Возраст превратился в фактор риска: отношения не приносят мне счастья, но найду ли я еще одного партнера, от которого смогу родить ребенка? Пусть работа не нравится, а начальник – дрянь, есть ли шансы получить работу получше? Всегда мечтал принять участие в марафоне, но смогу ли я натренироваться с нуля? Ведь я уже много лет не играл даже в футбол, а мне уже тридцать восемь…
Вот и получается, что человек не пользуется правом взрослого, чтобы выбрать себе жизнь по своему образу и подобию. В отличие от двадцатипятилетних, тридцатипятилетние в общих чертах понимают, какую жизнь они бы хотели прожить. В глубине души они интуитивно почувствовали, какой она должна быть. Направление, выбранное на каждом перекрестке судьбы (идти ли учиться и что изучать, куда отправлять резюме, где жить, с кем спать, как вести себя с родительской семьей, заводить собаку или нет), до этого момента руководило их действиями. Возможно, они оказались не совсем в том месте, в котором хотели бы оказаться, но это как раз показывает: они знают, где хотели бы быть.
Взрослые молодые сталкиваются со своего рода астенией: они измотаны, потому что каждый шаг дается им с огромным трудом. Топтаться на месте тоже трудно, за это приходится платить высокой ценой своего несчастья.
Так и получается, что отступление спасает от катастрофы.
Я раздумываю об этом, слушая Бенедетту. Она говорит, что не знает, как ей поступить. Если так, как поступила бы, не уверена, что это подойдет для человека, каким она себя чувствует. Я спрашиваю:
– Почему? А какой вы человек?
– Я двадцатитрехлетняя девушка, которой плохо, – отвечает она.
– Извините, что вы сейчас сказали?
Бенедетта на десять лет старше…
Ставим диагноз
Возможно, я ошибаюсь, но мне кажется, что проблема молодых взрослых – это уже не кризис молодых взрослых, но еще и не кризис собственно взрослых. Они переходят реку вброд, им приходится, не переводя дыхания, тащиться вперед, чтобы не утащило течением. С другой стороны, на мой взгляд, у них есть ряд преимуществ.

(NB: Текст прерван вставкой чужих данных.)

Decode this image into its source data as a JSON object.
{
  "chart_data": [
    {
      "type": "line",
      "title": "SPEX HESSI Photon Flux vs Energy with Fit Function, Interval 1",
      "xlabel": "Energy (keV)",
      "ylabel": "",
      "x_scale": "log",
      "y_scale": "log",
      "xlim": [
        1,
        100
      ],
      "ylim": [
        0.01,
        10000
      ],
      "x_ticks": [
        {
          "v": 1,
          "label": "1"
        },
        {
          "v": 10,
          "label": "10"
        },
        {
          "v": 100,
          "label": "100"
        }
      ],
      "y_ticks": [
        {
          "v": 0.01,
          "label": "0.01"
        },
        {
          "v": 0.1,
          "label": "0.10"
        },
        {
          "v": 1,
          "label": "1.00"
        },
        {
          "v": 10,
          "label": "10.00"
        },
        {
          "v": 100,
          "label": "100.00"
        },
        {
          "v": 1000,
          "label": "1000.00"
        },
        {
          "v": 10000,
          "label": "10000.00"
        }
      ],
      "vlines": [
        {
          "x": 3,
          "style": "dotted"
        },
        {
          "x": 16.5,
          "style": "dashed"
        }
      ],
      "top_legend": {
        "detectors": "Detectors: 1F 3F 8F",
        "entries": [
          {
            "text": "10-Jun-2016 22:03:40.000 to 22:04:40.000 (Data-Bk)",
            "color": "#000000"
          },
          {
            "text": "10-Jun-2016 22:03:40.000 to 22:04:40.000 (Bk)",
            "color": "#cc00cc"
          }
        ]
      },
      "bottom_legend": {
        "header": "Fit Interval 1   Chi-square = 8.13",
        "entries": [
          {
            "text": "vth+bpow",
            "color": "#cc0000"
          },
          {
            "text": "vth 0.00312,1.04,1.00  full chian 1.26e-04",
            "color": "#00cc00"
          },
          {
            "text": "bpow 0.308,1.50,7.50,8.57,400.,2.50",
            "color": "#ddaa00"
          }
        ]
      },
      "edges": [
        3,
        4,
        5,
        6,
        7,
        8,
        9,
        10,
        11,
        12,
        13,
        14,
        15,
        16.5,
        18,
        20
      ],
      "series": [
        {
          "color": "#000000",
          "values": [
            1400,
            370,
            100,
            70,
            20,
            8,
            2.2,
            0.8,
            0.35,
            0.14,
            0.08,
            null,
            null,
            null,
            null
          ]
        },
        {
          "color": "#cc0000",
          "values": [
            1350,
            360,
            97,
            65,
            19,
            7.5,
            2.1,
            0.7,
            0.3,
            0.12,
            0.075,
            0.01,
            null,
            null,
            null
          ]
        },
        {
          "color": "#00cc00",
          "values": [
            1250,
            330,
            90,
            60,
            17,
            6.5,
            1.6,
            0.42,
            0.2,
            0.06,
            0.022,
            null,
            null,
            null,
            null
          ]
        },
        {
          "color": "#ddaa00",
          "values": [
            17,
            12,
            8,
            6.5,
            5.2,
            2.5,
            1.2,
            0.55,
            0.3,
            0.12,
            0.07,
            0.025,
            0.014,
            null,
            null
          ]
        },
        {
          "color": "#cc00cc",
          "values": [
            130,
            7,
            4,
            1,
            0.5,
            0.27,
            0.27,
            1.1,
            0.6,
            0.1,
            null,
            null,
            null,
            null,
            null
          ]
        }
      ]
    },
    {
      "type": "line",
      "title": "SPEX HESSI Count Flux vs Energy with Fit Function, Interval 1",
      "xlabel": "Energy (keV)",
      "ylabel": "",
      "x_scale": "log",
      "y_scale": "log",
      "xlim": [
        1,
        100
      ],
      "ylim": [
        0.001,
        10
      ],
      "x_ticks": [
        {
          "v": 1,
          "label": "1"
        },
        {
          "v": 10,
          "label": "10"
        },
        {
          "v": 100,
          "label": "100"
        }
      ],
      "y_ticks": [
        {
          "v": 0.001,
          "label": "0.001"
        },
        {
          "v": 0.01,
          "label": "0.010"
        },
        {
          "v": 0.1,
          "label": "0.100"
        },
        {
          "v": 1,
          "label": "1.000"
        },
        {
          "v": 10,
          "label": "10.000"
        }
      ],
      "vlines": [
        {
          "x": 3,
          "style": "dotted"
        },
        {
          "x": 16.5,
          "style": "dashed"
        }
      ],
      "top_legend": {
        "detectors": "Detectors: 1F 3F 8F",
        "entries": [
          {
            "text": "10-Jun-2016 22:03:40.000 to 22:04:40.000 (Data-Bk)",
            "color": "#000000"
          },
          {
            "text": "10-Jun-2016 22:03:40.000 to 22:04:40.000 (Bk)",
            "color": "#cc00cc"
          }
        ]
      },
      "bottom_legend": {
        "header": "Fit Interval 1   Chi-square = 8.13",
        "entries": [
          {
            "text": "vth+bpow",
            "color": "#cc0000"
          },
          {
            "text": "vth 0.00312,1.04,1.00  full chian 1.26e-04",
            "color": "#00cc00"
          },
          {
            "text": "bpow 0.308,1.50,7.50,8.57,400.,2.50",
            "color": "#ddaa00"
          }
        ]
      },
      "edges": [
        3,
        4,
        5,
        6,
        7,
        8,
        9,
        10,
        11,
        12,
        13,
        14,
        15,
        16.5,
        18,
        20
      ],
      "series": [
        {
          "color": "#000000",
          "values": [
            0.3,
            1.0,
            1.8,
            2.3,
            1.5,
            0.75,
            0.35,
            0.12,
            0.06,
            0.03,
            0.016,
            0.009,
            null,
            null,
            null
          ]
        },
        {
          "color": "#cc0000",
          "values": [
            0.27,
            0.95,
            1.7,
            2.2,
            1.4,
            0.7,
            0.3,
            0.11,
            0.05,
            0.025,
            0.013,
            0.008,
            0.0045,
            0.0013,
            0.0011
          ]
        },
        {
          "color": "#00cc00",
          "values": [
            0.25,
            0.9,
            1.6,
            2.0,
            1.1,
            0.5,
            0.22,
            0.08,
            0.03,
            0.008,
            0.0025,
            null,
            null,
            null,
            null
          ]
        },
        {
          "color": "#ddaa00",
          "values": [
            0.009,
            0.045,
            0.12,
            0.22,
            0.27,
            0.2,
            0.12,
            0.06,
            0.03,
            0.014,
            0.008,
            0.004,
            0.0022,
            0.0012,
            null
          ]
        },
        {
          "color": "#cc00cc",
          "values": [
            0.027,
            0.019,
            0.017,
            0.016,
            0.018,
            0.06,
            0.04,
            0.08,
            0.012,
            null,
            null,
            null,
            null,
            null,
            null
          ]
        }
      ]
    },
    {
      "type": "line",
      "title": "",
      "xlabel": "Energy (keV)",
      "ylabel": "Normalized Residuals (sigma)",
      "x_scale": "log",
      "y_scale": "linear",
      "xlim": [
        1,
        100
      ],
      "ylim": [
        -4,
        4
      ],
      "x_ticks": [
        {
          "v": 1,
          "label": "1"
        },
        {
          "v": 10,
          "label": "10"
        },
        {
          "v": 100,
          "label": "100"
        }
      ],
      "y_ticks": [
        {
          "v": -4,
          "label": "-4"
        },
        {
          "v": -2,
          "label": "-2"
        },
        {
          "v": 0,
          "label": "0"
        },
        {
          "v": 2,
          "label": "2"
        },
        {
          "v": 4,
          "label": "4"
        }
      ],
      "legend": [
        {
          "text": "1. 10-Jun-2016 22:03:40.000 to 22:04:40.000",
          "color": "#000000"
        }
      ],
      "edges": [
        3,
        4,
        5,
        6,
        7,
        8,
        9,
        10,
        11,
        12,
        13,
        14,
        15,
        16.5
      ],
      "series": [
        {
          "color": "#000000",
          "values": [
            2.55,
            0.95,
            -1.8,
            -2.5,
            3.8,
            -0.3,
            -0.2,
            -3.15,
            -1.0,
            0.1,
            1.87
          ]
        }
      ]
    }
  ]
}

Люди, о которых идет речь, находятся в идеальном возрасте: они уже не слишком юны, но все еще молоды. Их родители еще не так стары, чтобы о них заботиться. Если у них еще нет ребенка, есть время им обзавестись. Если ребенок есть, этот вопрос для них уже решен. Если они не хотят детей, у них есть кое-что другое: они принадлежат самим себе. Они могут распоряжаться собой и действовать в соответствии с этим.
Смело? Да.
Самое ли это худшее, что может случиться в жизни? Я бы сказала – наоборот.
Молодые взрослые находятся в идеальном возрасте: они уже не слишком юны, но все еще молоды. Их родители еще не так стары, чтобы о них заботиться. Если у них еще нет ребенка, есть время им обзавестись. Если ребенок есть, этот вопрос для них уже решен. Если они не хотят детей, они принадлежат самим себе. Они могут распоряжаться собой.
Молодые взрослые, которых я встречаю в своем кабинете, приходят, чтобы рассказать, как они истощены. Но речь не о какой-то патологии. Я не преуменьшаю важность их просьб о помощи, не говоря уже о том, что не любой дискомфорт следует трактовать одинаково. Но их усталость… Испытывать ее на самом деле нормально. Они не стали моими клиентами несколько лет назад, когда были моложе, как Карлотта, и пришли ко мне потому, что решили привести себя в порядок, задаться вопросом о смысле своей жизни, почувствовать, что они все делают как надо, проследить за траекторией своего развития, понять причины, по которым в их собственной жизни или в жизни других что-то происходит именно так, а не иначе. Иными словами, они просят продиагностировать их, чтобы предотвратить кризис, в котором, как они видят, находится старшее поколение. Они начинают действовать заблаговременно, чтобы не повторить судьбу родителей.
Они переживают десятилетие своей жизни, когда их самосознание сдает первый экзамен: чего они достигли, чего не достигли, как с этим справились.
Баланс получился положительным? В этом случае они хотят перестраховаться и продолжать в том же духе, чтобы не потерять хорошее.